Qu’il me haïsse... Non ! Qu’il ne me voie jamais...
Par pitié, laisse-moi crever
Mais toi, qu’il ou qu'elle aime, sauve-toi...                                                  BLACK OUT


Extrait des Chroniques d’un grain de sable, Manuscrit 6 décrypté, Le fleuve de feu

écrit en 2007

29 sept. 2007

[CGS - Épi 5] Vers le sel sans la mer


         Salivant sur une espèce de balançoire suspendue entre cieux et terre, j’attends. Au centre d'une étoile à cinq branches gravée dans le sol, petit bug en puissance qui fera tout dérailler, qui s'invite à la fête et détourne la victoire, la transforme en défaite, d'une folle ou d'un fou qui prit mes sœurs stellaires pour dieux.

         Ma proie, dit le roi granulaire, granuleux que je suis à son altière personne première, doit être noble et se doit d’être affable. Je le décrète : il sera Apollon, ou elle sera Aphrodite. Rien de plus.

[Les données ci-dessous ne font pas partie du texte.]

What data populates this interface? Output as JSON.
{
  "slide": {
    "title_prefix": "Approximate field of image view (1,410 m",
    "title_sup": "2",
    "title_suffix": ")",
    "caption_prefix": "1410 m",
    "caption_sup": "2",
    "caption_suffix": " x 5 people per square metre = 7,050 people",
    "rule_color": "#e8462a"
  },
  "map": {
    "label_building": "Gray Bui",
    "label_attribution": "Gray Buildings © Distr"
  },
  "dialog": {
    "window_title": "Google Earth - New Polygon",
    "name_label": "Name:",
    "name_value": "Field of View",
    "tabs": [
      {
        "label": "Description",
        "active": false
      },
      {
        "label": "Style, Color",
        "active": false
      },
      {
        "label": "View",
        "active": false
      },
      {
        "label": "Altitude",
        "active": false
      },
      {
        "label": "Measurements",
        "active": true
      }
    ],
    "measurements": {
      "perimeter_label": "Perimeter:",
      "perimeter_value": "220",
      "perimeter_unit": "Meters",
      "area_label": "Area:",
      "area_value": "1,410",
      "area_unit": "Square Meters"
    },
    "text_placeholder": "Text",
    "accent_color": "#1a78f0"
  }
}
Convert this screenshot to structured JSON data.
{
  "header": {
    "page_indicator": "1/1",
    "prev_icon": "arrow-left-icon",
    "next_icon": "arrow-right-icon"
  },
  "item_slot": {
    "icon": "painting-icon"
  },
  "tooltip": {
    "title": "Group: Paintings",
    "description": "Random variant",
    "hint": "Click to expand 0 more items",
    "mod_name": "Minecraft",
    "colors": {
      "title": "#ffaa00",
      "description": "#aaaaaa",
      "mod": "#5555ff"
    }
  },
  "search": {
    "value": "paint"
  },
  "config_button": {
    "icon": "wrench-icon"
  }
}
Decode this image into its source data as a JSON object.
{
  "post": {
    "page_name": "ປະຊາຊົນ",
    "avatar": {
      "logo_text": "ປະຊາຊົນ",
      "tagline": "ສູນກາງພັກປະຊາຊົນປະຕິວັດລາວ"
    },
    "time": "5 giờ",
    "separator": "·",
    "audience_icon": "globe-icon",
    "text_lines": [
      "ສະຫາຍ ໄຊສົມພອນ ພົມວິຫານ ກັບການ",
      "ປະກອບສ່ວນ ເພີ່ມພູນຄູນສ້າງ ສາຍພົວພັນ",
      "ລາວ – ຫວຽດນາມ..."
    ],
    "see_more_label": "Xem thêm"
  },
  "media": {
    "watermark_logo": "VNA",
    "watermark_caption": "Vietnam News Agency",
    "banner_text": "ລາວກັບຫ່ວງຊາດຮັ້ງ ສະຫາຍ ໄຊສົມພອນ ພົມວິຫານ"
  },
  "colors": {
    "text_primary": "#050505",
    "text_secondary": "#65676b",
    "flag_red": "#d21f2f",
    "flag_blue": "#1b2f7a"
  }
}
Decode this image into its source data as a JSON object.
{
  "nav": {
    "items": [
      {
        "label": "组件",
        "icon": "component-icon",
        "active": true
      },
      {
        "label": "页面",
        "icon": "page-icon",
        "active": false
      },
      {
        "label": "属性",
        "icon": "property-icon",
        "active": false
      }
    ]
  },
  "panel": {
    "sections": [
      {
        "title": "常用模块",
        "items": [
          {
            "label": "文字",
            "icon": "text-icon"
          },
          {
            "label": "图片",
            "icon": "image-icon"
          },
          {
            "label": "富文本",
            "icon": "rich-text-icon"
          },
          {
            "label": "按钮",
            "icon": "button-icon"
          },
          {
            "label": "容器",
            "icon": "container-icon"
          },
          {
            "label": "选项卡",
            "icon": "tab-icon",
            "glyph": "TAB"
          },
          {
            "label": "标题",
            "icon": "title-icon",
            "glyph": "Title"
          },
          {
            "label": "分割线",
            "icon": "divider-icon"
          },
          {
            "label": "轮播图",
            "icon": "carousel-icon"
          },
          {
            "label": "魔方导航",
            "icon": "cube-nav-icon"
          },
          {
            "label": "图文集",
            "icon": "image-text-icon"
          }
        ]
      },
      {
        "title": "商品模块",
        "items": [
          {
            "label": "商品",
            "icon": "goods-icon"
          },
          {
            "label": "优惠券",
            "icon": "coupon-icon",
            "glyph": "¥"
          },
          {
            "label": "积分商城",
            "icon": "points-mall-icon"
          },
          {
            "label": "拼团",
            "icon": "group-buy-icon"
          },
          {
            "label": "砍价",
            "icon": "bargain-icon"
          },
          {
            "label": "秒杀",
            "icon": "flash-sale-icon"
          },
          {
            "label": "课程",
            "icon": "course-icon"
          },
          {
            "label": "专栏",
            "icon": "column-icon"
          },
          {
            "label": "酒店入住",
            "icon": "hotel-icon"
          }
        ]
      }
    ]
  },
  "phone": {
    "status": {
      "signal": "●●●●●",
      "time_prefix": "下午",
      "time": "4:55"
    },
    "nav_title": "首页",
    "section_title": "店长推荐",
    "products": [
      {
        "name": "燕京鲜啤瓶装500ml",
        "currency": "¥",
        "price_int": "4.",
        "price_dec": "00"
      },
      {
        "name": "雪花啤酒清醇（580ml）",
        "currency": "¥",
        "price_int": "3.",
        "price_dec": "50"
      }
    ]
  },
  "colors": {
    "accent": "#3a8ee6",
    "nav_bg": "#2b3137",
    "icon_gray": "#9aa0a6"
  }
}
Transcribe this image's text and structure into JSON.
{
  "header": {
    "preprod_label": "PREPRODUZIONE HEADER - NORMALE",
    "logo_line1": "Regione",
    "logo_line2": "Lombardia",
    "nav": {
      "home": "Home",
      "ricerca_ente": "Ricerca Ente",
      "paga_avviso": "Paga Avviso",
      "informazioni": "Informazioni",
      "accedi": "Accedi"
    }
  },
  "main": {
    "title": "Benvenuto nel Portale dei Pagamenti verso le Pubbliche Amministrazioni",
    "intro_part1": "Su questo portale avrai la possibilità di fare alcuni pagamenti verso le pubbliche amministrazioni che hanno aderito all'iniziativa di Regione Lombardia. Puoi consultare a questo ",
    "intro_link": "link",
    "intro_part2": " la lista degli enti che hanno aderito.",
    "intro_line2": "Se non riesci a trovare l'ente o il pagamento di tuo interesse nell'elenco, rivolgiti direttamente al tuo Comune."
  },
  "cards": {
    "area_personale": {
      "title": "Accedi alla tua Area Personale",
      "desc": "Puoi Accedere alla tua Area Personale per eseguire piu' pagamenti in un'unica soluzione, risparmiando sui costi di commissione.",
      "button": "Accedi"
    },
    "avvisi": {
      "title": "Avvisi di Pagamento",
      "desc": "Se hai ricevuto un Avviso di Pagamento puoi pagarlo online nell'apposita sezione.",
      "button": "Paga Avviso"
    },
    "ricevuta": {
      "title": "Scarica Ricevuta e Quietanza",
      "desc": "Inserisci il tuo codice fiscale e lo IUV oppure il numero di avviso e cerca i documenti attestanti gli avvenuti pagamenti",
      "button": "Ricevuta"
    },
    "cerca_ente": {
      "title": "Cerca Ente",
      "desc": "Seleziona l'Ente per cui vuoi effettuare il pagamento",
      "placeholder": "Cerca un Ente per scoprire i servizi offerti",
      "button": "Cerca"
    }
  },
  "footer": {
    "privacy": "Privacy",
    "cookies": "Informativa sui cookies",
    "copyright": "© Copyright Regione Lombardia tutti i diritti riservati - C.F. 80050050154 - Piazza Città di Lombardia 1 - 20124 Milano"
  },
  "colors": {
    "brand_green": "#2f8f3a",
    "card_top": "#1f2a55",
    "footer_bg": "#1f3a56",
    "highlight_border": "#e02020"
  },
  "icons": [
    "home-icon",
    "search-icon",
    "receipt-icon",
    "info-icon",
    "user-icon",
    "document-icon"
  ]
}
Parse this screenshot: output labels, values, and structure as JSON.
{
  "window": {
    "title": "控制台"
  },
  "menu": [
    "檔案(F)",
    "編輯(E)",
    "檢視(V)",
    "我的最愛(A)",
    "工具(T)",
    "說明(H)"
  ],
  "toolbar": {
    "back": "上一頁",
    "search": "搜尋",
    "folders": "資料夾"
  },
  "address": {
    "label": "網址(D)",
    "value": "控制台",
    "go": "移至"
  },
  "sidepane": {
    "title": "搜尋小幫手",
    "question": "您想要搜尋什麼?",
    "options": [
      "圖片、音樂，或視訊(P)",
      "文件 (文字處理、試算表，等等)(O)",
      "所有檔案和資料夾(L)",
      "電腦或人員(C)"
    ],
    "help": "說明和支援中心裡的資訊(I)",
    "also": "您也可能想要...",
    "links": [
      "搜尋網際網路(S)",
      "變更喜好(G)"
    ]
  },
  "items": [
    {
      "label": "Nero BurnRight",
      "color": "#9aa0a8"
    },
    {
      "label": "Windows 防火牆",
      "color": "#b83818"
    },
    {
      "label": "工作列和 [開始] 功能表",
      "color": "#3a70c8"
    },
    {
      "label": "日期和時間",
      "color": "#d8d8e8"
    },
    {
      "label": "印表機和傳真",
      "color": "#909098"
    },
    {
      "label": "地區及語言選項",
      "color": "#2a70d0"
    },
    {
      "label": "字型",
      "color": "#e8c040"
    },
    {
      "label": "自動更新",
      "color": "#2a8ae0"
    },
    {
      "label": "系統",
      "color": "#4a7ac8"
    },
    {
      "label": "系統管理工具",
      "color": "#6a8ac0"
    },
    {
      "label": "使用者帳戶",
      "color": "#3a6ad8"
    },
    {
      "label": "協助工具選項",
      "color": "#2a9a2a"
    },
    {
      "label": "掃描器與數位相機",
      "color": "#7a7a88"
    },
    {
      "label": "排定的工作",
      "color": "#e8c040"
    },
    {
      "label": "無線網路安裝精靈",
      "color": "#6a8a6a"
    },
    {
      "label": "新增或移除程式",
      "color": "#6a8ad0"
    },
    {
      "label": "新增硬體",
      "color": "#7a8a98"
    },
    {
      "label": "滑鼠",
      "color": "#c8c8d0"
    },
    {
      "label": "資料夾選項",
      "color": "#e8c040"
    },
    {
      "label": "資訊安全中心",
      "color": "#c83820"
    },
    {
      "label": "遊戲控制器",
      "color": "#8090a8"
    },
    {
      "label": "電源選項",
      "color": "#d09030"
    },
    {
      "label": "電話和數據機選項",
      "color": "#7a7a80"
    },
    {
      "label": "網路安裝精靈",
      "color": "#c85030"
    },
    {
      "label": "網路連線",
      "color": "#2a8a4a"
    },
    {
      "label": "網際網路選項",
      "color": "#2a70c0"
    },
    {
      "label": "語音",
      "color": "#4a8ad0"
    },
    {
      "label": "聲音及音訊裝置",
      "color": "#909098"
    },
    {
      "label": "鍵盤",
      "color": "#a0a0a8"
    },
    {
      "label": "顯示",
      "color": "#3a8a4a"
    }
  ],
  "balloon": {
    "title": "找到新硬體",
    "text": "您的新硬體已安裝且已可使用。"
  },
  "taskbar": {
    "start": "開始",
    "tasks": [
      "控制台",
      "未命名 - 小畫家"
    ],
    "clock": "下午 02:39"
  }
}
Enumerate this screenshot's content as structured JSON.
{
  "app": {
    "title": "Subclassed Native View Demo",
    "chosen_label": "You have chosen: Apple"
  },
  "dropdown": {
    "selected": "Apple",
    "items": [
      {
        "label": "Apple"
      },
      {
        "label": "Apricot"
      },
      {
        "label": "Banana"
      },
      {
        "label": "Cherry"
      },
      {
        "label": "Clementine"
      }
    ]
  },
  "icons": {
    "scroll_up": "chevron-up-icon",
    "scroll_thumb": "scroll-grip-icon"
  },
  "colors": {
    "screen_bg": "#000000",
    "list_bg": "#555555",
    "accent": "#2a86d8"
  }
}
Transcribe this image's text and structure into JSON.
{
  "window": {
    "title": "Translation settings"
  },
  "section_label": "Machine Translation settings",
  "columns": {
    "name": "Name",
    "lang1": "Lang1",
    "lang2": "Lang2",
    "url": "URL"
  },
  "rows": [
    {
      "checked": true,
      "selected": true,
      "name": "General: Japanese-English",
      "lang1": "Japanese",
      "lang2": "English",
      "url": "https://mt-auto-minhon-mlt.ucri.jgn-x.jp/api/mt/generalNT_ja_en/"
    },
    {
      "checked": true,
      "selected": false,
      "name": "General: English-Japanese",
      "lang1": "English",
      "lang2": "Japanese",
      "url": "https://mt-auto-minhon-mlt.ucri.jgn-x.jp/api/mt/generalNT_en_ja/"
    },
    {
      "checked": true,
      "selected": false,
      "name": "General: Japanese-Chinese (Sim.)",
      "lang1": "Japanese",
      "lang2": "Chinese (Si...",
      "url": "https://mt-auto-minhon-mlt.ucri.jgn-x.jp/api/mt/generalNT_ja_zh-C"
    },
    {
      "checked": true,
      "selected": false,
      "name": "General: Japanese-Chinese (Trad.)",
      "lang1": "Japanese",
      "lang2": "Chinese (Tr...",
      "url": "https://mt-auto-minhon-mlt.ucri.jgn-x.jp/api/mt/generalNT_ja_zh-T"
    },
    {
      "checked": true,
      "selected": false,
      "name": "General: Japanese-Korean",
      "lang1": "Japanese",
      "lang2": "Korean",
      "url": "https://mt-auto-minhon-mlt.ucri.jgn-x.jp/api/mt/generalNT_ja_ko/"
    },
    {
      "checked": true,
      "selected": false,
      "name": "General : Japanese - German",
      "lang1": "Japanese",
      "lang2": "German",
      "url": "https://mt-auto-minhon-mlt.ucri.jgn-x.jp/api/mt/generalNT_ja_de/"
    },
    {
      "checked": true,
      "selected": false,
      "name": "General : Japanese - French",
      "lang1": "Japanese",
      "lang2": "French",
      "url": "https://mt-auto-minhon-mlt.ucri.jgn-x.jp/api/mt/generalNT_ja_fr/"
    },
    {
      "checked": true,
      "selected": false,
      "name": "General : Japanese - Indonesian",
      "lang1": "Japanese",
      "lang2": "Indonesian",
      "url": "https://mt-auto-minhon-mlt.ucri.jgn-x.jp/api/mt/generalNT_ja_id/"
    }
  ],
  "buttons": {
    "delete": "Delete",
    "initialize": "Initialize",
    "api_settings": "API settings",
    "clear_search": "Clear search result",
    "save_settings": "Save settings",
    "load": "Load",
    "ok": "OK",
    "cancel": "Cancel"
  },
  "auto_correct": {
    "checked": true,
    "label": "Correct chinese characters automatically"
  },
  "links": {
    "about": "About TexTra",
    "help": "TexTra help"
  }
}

Car un royal appétit ne s’absente pas en oies, ni soles, repas frivoles, mais sustente ses ardeurs par des cris et des pleurs. J’ai trouvé la clef pour entrer dans la dimension supérieure, celle des dimensions décuplées, de l'indépendance connue à la matière, de la connaissance dont dépend la liberté. J’infiltrerai son corps par l’extérieur, je prendrai le contrôle de ce qui fait sa singularité. Je suis sur le chemin de l’unité finie – prêt à devenir un dieu humain, en prenant part à leur chair. Un quelqu’un entre soudain. Je me tiens coi. Il récite, je vois mal, j'entends peu, des vers ou jappe des strophes en l'air. Un souffle est abattu et me soulève en l'air, en l'air qui chauffe, je le happe, et dans sa transe il ne remarque rien. Je me hisse, puis me glisse sous ses paupières et suce dans un baiser visqueux le fruit de mon intrusion : des larmes, et salées.
            Je sens des picotements dans mon sujet nodal - le temps est ralenti - jusqu'à sa croûte - je m'incarne lentement, quelle sensation bizarre - mais le goût de la larme salée se décuple et m'envoie tout à coup des décharges d'une autre nature

            C’est une déferlante de vibrations dans le noyau que je suis, une cascade soudaine qui me fissure : « Mare, Ô Mare meum ! Des deux éléments supérieurs, j'ai choisi la chair ! Toi que je quitte, non sans adieux, dis-moi dans ton silence : est-ce déjà un vœu de retour ? » 
Le sel et les caresses aqueuses de ma mer, celles qui bercèrent de semblables larmes mes infinis innocents pas d’avant. D’avant le grand départ, d’avant, bien avant, des chars, des blockhaus, du sceau des algues et des seaux de plastique, des râteaux des petits, oubliés dans mon sein blond. La mer ! Que n’es-tu maintenant dans ces ersatz piteux que sont les larmes de ceux que j’agresse ! Mais c’est le coût du voyage vers l’Homme. Ah ! Que je raconte ! Que sont ces réactions mornes et glauques face à ton immensité ridée et toute parcourue des spasmes de la vie ? Pourquoi ne dois-je que me contenter de boire ces flaques tiédasses coulant d’yeux irrités, arides, amers oasis du souvenir ? Pourquoi mon voyage m’entraîna-t-il loin de toi, ô ma mère ? Comment as-tu supporté de perdre un seul, un seul de tes aimés ?
Un seul, oui car c’est seul que chaque point d’airain peut ce voyage accomplir (doit ? non, je ne crois plus au devoir - ma démesure démoniaque ne se postule pas universelle, encore que), mais tous car c’est de toi qui meure dans l’heure où je m’absente : de la dune où jamais rien ni personne ne décèlera le manque, tu la regardes toi comme une tombe, un mausolée, dès l’instant où l'un de tes enfants n’y grésille plus.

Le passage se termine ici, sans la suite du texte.